Why can't it be both? If the language is easy to adapt to then that's a plus to anyone.


Are there specific data science libraries or are we talking about the large number of libraries in general?


NumPy and SciPy are the ones that I know of (and I don't even write Python, so there is surely more).


numpy, scipy, scikit-learn, matplotlib, pandas, biopython, sage, ipython and ipython notebook — now jupyter — (with both matplotlib and clusters management integrations), non-C accelerators (numba, cython), anaconda (a science and engineering semi-proprietary bundling & package manager).

Many of these have their roots in the late 90s or early 00s. I guess Python got its fangs (haha) into scientific computing at the turn of the century, from the late 90s you find articles mentioning the introduction of scripting languages as glue in scientific pipelines variously mentioning Perl, Python and Tcl, and by and large it seems to have slowly accreted around Python.


Some of the Numpy and Scipy routines go back earlier than the 90's. AFAIK, they trace their roots to numeric routines on Fortran punch cards.


> AFAIK, they trace their roots to numeric routines on Fortran punch cards.

Oh yes they can bind to much older libraries (e.g. BLAS), I was talking about the packages themselves. For instance Numpy is the unification of Numeric and Numarray, the former having gotten started circa 1995[0] on matrix-sig[1] and the latter originally indented to replace the former. So numpy itself has its roots in 1995.

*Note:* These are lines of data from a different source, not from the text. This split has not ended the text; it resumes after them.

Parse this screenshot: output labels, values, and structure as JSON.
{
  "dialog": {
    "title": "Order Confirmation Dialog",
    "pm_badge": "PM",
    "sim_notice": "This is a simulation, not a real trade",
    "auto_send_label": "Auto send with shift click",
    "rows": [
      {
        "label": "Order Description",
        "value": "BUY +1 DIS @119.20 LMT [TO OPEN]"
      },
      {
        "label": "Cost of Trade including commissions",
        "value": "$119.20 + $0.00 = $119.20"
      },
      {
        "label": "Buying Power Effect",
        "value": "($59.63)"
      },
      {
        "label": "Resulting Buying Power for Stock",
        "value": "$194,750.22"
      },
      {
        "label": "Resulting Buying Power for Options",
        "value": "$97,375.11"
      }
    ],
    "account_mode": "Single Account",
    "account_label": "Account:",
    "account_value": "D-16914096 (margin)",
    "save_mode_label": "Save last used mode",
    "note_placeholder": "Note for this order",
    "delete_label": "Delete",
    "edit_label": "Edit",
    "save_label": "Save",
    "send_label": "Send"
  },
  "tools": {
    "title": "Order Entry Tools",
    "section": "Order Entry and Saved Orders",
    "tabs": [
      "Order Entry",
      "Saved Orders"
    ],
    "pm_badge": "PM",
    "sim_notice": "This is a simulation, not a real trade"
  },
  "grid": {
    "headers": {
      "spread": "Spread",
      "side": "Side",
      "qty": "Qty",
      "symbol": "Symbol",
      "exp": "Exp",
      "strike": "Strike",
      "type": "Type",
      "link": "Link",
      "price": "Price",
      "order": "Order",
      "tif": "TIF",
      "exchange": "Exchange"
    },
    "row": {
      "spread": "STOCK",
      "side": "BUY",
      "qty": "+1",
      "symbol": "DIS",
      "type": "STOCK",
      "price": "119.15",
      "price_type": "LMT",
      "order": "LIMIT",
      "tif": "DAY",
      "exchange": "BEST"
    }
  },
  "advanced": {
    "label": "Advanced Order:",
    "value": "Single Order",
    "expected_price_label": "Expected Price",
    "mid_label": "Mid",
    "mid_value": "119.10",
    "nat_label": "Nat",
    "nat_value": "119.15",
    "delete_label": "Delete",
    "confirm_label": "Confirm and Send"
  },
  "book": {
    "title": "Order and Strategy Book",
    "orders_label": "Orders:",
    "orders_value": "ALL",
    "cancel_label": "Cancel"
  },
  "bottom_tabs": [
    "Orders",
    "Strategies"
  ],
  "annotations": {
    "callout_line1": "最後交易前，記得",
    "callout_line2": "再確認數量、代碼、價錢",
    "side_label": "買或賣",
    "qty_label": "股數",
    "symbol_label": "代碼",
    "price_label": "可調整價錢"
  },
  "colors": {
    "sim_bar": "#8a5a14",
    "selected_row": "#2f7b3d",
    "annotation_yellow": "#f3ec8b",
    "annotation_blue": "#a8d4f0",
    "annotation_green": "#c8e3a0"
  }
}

[0] https://mail.python.org/pipermail/matrix-sig/1995-August/000...

[1] https://mail.python.org/pipermail/matrix-sig/

There are gems in these early messages too, for instance one of the early threads suggested allowing parens-less tuples and slice literals (a:b) in tuples within indexing: https://mail.python.org/pipermail/matrix-sig/1995-September/...

Slice literals, let alone slice literals in tuples, remain indexing-only features to this day.

So the language has a long history of adapting itself to numerical computing concerns.